We have also defined DTO (Data Transfer Objects) which are basic struct architecture containing data to be sent or received from one entity to another. These can be configuration or API request/response in dto/api.go.

Image Manipulation:

The project also tries to validate the request data, especially the file. Users won’t be allowed to upload any arbitrary file. Valid content types are:

  • image/jpeg
  • image/png
  • image/gif
  • image/tiff
  • image/webp
  • image/bmp

The system also tries to pre-process the data and store some information about it in its database - its name, content type, height, width, size in bytes.

Testing:

To run the tests, use command:

make test

Tests defined implement fake storage and fake repository. These implement the interfaces defined above storage.ImageStorage & db.PicturesRepository respectively.

  • Fake storage is responsible for not actually creating a file, but keeping the components in a variable.
  • Fake repository doesn’t make a db connection, instead stores the data temporarily.
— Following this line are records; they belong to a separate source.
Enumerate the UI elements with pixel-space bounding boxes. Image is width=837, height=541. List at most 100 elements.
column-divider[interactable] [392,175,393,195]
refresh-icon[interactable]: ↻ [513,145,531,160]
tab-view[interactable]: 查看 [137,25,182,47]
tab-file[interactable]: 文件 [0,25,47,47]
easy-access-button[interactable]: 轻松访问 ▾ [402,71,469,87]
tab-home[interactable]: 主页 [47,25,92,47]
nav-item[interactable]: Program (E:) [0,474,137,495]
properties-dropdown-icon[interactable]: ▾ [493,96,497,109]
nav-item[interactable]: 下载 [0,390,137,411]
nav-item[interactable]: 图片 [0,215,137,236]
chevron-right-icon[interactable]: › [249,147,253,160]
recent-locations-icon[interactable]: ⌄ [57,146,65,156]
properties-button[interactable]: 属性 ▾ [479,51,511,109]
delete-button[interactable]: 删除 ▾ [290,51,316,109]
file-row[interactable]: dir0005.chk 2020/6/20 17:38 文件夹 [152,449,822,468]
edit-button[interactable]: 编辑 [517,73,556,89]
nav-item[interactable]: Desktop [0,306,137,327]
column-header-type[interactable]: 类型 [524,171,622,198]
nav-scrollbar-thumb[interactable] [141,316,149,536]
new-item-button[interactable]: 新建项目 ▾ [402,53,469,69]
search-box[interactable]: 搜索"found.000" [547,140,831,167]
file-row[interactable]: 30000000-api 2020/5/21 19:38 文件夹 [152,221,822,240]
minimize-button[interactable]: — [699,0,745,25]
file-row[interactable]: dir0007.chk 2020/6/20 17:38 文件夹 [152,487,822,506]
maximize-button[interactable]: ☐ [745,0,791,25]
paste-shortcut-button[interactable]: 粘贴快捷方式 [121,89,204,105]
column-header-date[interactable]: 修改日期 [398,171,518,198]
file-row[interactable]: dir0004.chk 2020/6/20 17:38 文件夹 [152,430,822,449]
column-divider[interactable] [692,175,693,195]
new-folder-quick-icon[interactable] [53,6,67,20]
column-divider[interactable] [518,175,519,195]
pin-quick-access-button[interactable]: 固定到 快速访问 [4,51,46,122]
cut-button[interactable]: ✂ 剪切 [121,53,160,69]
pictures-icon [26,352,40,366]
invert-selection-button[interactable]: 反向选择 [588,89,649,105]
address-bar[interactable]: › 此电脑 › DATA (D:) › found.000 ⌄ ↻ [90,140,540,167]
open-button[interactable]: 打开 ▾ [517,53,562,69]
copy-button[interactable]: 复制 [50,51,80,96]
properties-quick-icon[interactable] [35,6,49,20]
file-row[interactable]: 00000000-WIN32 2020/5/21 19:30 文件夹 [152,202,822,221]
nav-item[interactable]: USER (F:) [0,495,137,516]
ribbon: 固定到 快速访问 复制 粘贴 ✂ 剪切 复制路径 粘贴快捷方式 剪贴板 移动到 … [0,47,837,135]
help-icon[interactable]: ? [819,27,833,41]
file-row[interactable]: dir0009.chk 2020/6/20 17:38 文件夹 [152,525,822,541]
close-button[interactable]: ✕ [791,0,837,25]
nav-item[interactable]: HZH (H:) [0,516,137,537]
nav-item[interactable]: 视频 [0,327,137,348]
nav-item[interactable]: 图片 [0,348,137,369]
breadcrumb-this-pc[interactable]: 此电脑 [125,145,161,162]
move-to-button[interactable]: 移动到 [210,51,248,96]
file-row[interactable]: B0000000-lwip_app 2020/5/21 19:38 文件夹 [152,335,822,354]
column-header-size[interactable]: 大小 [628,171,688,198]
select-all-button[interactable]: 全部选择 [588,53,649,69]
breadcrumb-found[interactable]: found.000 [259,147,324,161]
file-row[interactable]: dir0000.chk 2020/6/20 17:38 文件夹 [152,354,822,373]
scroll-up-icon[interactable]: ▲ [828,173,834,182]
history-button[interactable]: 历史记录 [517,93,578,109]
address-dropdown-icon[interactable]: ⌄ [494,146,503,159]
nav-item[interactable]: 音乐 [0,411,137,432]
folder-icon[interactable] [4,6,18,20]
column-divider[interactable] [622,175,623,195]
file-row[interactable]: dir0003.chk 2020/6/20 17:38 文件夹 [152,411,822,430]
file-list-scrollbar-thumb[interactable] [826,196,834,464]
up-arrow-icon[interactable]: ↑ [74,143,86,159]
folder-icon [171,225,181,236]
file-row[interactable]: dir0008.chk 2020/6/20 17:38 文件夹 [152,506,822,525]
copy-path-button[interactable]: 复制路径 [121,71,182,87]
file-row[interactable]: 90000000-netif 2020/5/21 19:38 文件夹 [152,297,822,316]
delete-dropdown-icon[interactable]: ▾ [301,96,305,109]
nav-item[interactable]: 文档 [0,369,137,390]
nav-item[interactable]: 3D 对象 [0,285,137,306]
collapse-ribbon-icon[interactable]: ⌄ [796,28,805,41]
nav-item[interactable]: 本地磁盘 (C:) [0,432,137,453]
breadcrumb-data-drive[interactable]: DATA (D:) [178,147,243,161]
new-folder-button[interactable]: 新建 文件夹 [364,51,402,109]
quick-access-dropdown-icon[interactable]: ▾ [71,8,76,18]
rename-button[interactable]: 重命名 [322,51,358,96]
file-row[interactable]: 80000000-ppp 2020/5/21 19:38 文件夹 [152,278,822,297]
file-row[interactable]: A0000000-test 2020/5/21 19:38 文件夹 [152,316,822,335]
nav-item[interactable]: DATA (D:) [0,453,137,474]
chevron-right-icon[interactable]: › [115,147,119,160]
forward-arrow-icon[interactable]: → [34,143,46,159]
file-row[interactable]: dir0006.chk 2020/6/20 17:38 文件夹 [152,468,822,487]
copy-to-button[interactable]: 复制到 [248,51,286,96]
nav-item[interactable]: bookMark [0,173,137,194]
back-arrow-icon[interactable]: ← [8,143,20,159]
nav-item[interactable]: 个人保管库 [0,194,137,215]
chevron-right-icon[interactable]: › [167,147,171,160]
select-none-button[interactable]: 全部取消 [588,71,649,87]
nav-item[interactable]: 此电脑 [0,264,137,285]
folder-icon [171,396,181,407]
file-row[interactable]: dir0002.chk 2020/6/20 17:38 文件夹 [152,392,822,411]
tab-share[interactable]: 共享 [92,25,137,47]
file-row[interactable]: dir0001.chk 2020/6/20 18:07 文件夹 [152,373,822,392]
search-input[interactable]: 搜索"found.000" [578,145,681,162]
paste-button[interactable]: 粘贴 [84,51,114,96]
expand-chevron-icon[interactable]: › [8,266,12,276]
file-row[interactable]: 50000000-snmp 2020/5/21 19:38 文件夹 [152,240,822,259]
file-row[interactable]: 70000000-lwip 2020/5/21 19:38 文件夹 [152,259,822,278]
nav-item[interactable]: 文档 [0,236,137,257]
The project contains basic tests to validate the working of our service, as this is where the core part of the application lies. Service connects to the data layer and storage layer. Tests are written using random strings and random length of data to ensure we have not hardcoded any use-case.

Future work:

  1. Dominant colors: We can pre-process the image to find dominant colors which can be used by the UI to show as a placeholder till the actual image loads. Same can be done using article linked below:

Extract dominant colors of an image using Python - GeeksforGeeks

  1. Image resizing: We can also implement multiple sizes for images and store the compressed ones depending on various viewports. This kind of functionality is provided in services like Cloudinary.

For the above improvements, we would go for Python as it is very supportive of image handling. We can use a Message System like RabbitMQ. The tasks will be pushed by our API server in Go whenever an image gets created or updated. A Python task server can pick up these tasks to compute various meta-data. These data can then be stored in our database for future references.